Kayla Wold can get pretty nervy.
After spending two years in the Israel Air Force and, before that, advocating for Israel throughout her time as a psychology major at San Francisco State University, holding up that sign at the University of Houston was a piece of cake.
Wold, 25, an L.A. native who graduated from SFSU in 2014 before moving to Israel, recently completed her IDF service and is now visiting American campuses to share her experiences. It’s part of the Gideon Project, a program that brings former soldiers to the U.S. to combat the boycott, divestment and sanctions movement. It’s sponsored by the Israeli organization Reservists on Duty.
“It was perfect timing,” Wold told J. this week when she was visiting UC Berkeley as part of the tour. “I had just gotten out of the army. They were sending a delegation of 50 soldiers to different campuses. They put us through training to combat anti-Israel sentiment. But nothing can prepare you.”

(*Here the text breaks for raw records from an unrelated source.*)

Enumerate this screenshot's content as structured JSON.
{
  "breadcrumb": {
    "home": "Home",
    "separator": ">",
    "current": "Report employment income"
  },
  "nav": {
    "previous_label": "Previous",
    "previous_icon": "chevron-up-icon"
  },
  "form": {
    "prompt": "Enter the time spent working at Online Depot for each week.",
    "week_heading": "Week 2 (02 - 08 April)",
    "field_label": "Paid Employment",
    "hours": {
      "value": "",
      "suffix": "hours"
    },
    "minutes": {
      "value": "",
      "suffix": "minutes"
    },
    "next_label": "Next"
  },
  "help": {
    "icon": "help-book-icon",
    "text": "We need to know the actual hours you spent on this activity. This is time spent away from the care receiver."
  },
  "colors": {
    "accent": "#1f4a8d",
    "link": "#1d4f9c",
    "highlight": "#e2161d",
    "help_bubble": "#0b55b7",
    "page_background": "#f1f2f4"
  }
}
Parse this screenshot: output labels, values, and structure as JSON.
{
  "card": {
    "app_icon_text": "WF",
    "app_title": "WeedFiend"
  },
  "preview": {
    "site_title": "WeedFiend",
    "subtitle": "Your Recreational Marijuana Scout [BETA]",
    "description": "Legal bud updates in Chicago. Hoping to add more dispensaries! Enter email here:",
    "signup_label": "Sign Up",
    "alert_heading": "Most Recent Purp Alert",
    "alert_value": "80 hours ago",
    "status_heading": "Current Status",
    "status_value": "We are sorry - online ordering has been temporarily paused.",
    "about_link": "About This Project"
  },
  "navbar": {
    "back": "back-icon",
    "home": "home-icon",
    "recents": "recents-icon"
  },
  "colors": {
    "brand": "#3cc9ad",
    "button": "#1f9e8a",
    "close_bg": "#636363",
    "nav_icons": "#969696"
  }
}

She was referring to the students in Texas who shouted at her, “Why do you kill babies in Gaza?” and “How dare you do this to us?” Students for Justice in Palestine, which organized Israel Apartheid Week at the Austin campus, even called the campus police to have her removed (the cops left Wold alone, citing her First Amendment rights).
On the other hand, Wold says, some students were kind and curious. “I had amazing conversations,” she noted. “Christians came up and said thank you for your service. We spoke at Hillels, at churches. I hope I changed a few minds.”
Though raised in an Orthodox home in Los Angeles, Wold did not hold strong political views about Israel until she got to the SFSU campus. There she found well-organized anti-Israel groups regularly holding rallies, die-ins, demonstrations and other forms of activism. One pro-Palestinian student even posted a photo of himself clutching a knife, with a caption explaining he dreamed of using it to kill IDF soldiers.
Being a Jew, I was often confronted and targeted as a baby killer.
Wold wasn’t having it. She organized a group of her own she dubbed I-Team, which booked speakers, did outreach on the quad and made sure a pro-Israel presence on campus took hold.
“When I went to university, I was exposed to this anti-Israel bias, “ she recalled. “I was very confused and taken aback. Being a Jew, I was often confronted and targeted as a baby killer. Everything from anti-Israel to anti-Semitic, I heard it all. I had a Jewish identity but I was trying to find my connection. I started to learn more about Israel.”
She became determined to do her part to help the Jewish people.
“I realized there would not be an Israel without the IDF,” Wold added. “I felt selfish waking up in my bed safe. I wanted to protect and serve the people in the only Jewish country. No one told me that was a good idea. My Israeli friends said get a job. My parents wanted me to get married and have kids. For me, there was no other way I was going to spend the next years of my life than serving the Jewish state. For me it was joining the army.”
Wold made aliyah, studied for a year, then joined the air force. She landed in a technology unit that launched Habimah (Hebrew for “platform”), a kind of digital suggestion box for the Israeli military. It’s been quite successful, according to Wold.
She cites the example of a private who watched military aircraft take off and land at a remote Israeli airstrip. This woman noticed that the base kept the lights on 24 hours a day. She went online to suggest putting the lights on timers.
The suggestion made it all the way up the chain of command, and the change was made, saving the IDF millions of shekels a year.
Wold will return to Israel after completing the Gideon Project tour and spending some downtime with the family in L.A. Then she will consider her next step. But whatever it is, it will happen in her new homeland of Israel.
“In your day-to-day life, you become part of something bigger than yourself,” she said, looking back on her service. “You walk onto the base every day, look around and say, we are the Jewish people and we have our own military.”